La iniciativa de las Escuelas de Ford en México demuestra cómo la industria automotriz ayuda a construir 215 planteles para más de 60,000 niños. Este modelo sostenible administrado por la Asociación de Distribuidores busca detonar un profundo cambio social.

CIUDAD DE MÉXICO, 27 DE JULIO DE 2026. — Millones de personas reconocen el característico logo del óvalo azul en las calles, pero pocos saben que ese mismo emblema recibe diariamente a miles de estudiantes en las Escuelas de Ford en México. Todo comenzó hace seis décadas, cuando Ford asumió un compromiso profundo con la sociedad para retribuirle al país, enfocando todos sus recursos y esfuerzos directamente en el desarrollo de la educación primaria pública.

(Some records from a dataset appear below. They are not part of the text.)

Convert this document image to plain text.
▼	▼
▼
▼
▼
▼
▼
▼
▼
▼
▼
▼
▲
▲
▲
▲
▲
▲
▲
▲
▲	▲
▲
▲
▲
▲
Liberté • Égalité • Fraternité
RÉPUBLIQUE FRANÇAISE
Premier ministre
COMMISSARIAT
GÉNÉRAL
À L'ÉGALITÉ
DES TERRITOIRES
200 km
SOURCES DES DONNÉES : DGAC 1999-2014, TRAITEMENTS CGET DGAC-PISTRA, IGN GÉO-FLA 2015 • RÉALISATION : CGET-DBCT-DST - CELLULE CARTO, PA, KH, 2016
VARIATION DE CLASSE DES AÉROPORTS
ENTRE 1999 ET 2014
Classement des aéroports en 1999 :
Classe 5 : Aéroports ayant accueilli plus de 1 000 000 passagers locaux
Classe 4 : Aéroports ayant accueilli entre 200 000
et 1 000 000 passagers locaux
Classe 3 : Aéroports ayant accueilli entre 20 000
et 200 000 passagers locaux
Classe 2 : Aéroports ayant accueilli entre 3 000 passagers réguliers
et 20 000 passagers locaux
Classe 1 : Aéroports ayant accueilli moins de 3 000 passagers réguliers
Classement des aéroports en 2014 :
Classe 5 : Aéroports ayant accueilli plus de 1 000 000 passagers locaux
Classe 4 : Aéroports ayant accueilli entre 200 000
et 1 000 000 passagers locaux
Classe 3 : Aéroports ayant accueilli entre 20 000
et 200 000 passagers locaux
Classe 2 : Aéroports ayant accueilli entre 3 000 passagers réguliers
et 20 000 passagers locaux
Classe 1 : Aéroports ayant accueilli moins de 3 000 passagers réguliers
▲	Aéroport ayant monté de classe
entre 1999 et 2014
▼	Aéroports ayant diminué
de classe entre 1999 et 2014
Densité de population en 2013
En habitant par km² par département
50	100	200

El modelo financiero detrás de las Escuelas de Ford en México

Asimismo, la semilla de este proyecto se plantó en los años sesenta durante un encuentro clave entre Henry Ford II y la presidencia de la República Mexicana. Tras analizar diversas vías para aportar valor genuino, se determinó que cimentar la educación sería el camino más directo para generar bienestar a largo plazo.

Por consiguiente, la corporación comprendió que edificar el futuro de un país requería aliados locales con profundo arraigo en las comunidades. Fue en ese momento cuando la Asociación de Distribuidores de Automóviles de Ford y Lincoln dio un paso al frente para conformar el fondo común que lo haría posible.

De igual forma, este modelo establece una dinámica constante donde, por cada vehículo comercializado, tanto la armadora como el concesionario aportan partes iguales. Dicho capital se destina a la construcción de planteles que posteriormente son donados a la Secretaría de Educación Pública para su operación.

“Una de las mayores fortalezas de esta iniciativa, además de la educación, es el profundo cambio social que detona, alterando la geografía y la vida de la comunidad en múltiples niveles. La sola llegada de una escuela suele encender el desarrollo urbano, impulsando a los municipios más vulnerables a instalar drenaje, electricidad y pavimentar calles aledañas”.

Julieta Melendez, Vicepresidenta de Escuelas Ford y sus Distribuidores, A.C.

Un impacto social sostenido a través de las décadas

Por otra parte, la organización que actualmente administra el programa opera de manera minuciosa para detectar las zonas con mayores carencias de infraestructura. Además de la edificación, implementan programas complementarios que fortalecen la formación académica integral de los alumnos matriculados.

En conclusión, con más de 200 instituciones operando y cerca de 1.7 millones de estudiantes graduados a lo largo de sesenta años, el mensaje es contundente. El impacto del sector automotriz se traduce tangiblemente en generaciones transformadas y en un avance real para el tejido social comunitario.